Convergence of Complex Sequences at Infinity

[yy205001]

Homework Statement

a) (1+i)^-n as n→∞
b) n/(1+i)ⁿ as n→∞

Homework Equations

The Attempt at a Solution

My answers were divergent for both question because (1+i)ⁿ=sqrt(2)*e^n*pi*i/4, so when n→∞, the limit is varying on the circle with radius sqrt(2). But the solution said both of them equal to 0. How can I get that?

Any help is appreciated.

 

[mfb]

Don't forget the minus sign, and the exponent of the magnitude.

 

[yy205001]

mfb:
But when the minus is there, the value is still varying, it does not go to infinity in denominator for part a. So I still cannot get the limit equal to 0.

 

[HallsofIvy]

My answers were divergent for both question because (1+i)ⁿ=sqrt(2)*e^n*pi*i/4

There's your error $(re^{i\theta})^n= r^n e^{ni\theta}$. $(1+ i)^n= (\sqrt{2})^n e^{n\pi i/4}$. You did not take the absolute value to the -n powerr.

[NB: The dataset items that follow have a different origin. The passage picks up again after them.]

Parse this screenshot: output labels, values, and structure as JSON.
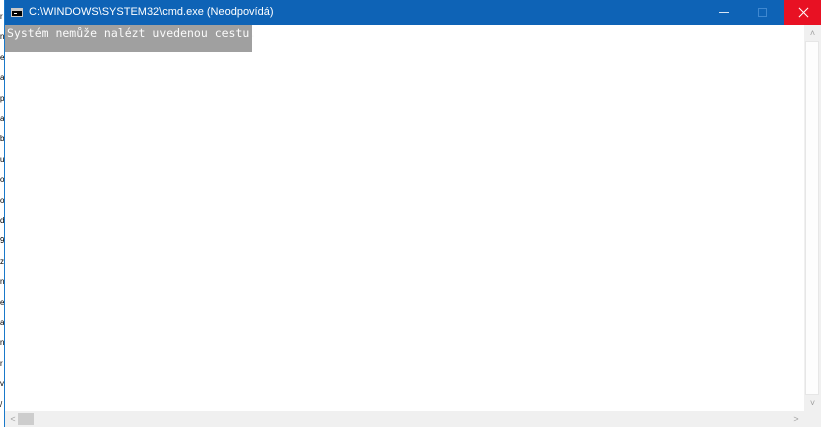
{
  "window": {
    "title": "C:\\WINDOWS\\SYSTEM32\\cmd.exe (Neodpovídá)",
    "icon": "cmd-icon"
  },
  "titlebar_buttons": {
    "minimize_icon": "minimize-icon",
    "maximize_icon": "maximize-icon",
    "close_icon": "close-icon"
  },
  "console": {
    "lines": [
      "Systém nemůže nalézt uvedenou cestu."
    ]
  },
  "background_window_chars": [
    "r",
    "n",
    "e",
    "a",
    "p",
    "a",
    "b",
    "u",
    "o",
    "o",
    "d",
    "9",
    "z",
    "n",
    "e",
    "a",
    "n",
    "r",
    "v",
    "/"
  ],
  "scrollbars": {
    "up_arrow": "˄",
    "down_arrow": "˅",
    "left_arrow": "<",
    "right_arrow": ">"
  },
  "colors": {
    "titlebar": "#0e63b6",
    "close_hover": "#e81123",
    "selection": "#a0a0a0"
  }
}
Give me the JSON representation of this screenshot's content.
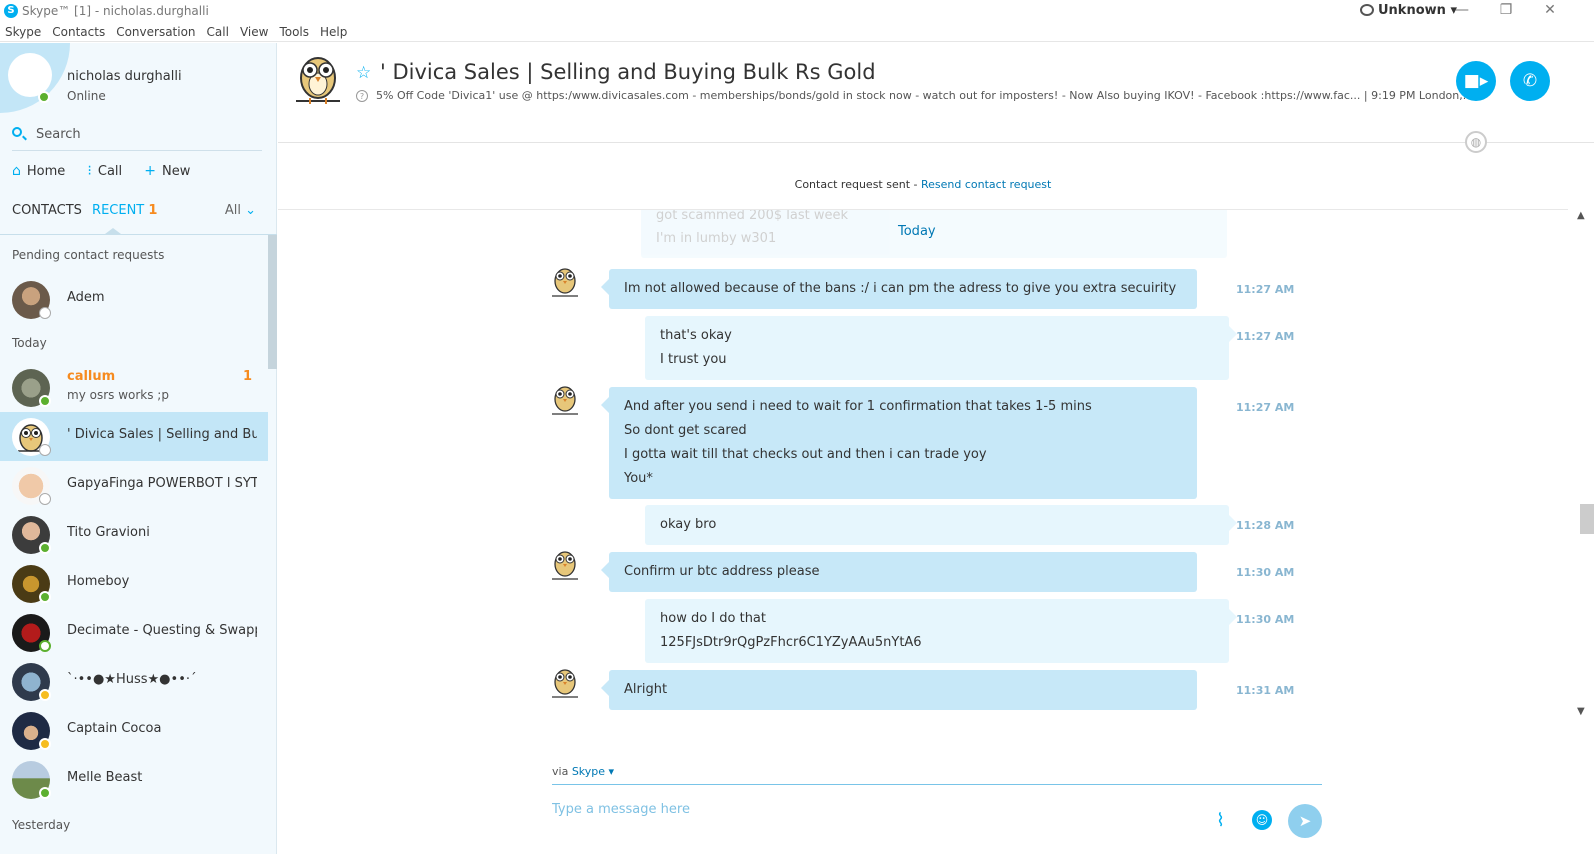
{
  "window": {
    "title": "Skype™ [1] - nicholas.durghalli",
    "status": "Unknown",
    "controls": [
      "—",
      "❐",
      "✕"
    ]
  },
  "menu": [
    "Skype",
    "Contacts",
    "Conversation",
    "Call",
    "View",
    "Tools",
    "Help"
  ],
  "profile": {
    "name": "nicholas durghalli",
    "status": "Online"
  },
  "search": {
    "placeholder": "Search"
  },
  "nav": {
    "home": "Home",
    "call": "Call",
    "new": "New"
  },
  "tabs": {
    "contacts": "CONTACTS",
    "recent": "RECENT",
    "recent_badge": "1",
    "filter": "All"
  },
  "sections": {
    "pending": "Pending contact requests",
    "today": "Today",
    "yesterday": "Yesterday"
  },
  "contacts": [
    {
      "name": "Adem",
      "presence": "unknown"
    },
    {
      "name": "callum",
      "sub": "my osrs works ;p",
      "count": "1",
      "presence": "online"
    },
    {
      "name": "' Divica Sales | Selling and Bu...",
      "presence": "unknown"
    },
    {
      "name": "GapyaFinga POWERBOT l SYT...",
      "presence": "unknown"
    },
    {
      "name": "Tito Gravioni",
      "presence": "online"
    },
    {
      "name": "Homeboy",
      "presence": "online"
    },
    {
      "name": "Decimate - Questing & Swapp...",
      "presence": "offline"
    },
    {
      "name": "`·••●★Huss★●••·´",
      "presence": "away"
    },
    {
      "name": "Captain Cocoa",
      "presence": "away"
    },
    {
      "name": "Melle Beast",
      "presence": "online"
    }
  ],
  "conversation": {
    "title": "' Divica Sales | Selling and Buying Bulk Rs Gold",
    "mood": "5% Off Code 'Divica1' use @ https:/www.divicasales.com - memberships/bonds/gold in stock now - watch out for imposters! - Now Also buying IKOV! - Facebook :https://www.fac...   |  9:19 PM London,...",
    "notice": "Contact request sent - ",
    "notice_link": "Resend contact request",
    "date_divider": "Today",
    "faded_lines": [
      "got scammed 200$ last week",
      "I'm in lumby w301"
    ]
  },
  "messages": [
    {
      "dir": "in",
      "lines": [
        "Im not allowed because of the bans :/ i can pm the adress to give you extra secuirity"
      ],
      "time": "11:27 AM"
    },
    {
      "dir": "out",
      "lines": [
        "that's okay",
        "I trust you"
      ],
      "time": "11:27 AM"
    },
    {
      "dir": "in",
      "lines": [
        "And after you send i need to wait for 1 confirmation that takes 1-5 mins",
        "So dont get scared",
        "I gotta wait till that checks out and then i can trade yoy",
        "You*"
      ],
      "time": "11:27 AM"
    },
    {
      "dir": "out",
      "lines": [
        "okay bro"
      ],
      "time": "11:28 AM"
    },
    {
      "dir": "in",
      "lines": [
        "Confirm ur btc address please"
      ],
      "time": "11:30 AM"
    },
    {
      "dir": "out",
      "lines": [
        "how do I do that",
        "125FJsDtr9rQgPzFhcr6C1YZyAAu5nYtA6"
      ],
      "time": "11:30 AM"
    },
    {
      "dir": "in",
      "lines": [
        "Alright"
      ],
      "time": "11:31 AM"
    }
  ],
  "compose": {
    "via": "via ",
    "via_service": "Skype",
    "placeholder": "Type a message here"
  },
  "colors": {
    "accent": "#00aff0",
    "unread": "#f68b1f",
    "incoming": "#c7e8f8",
    "outgoing": "#e6f6fd"
  }
}
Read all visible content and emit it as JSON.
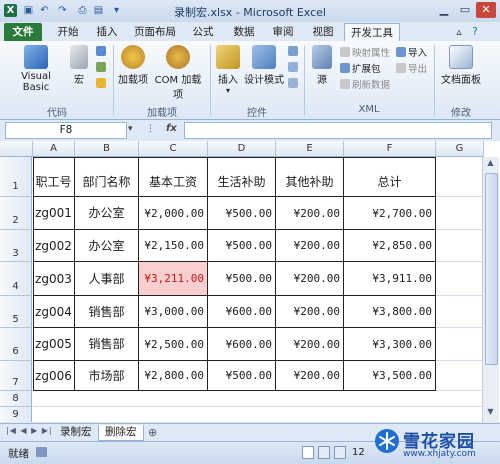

, so when n→∞, the limit is varying on the circle with radius sqrt(2). But the solution said both of them equal to 0. How can I get that?

Any help is appreciated.

 

[yy205001]

Hallsoflvy:
oh yeah! So sqrt(2)^-n→0 as n→∞!?

 

[HallsofIvy]

Yes.

 

[yy205001]

Thank you so much!

 

[mfb]

That's what I meant with "the exponent of the magnitude.".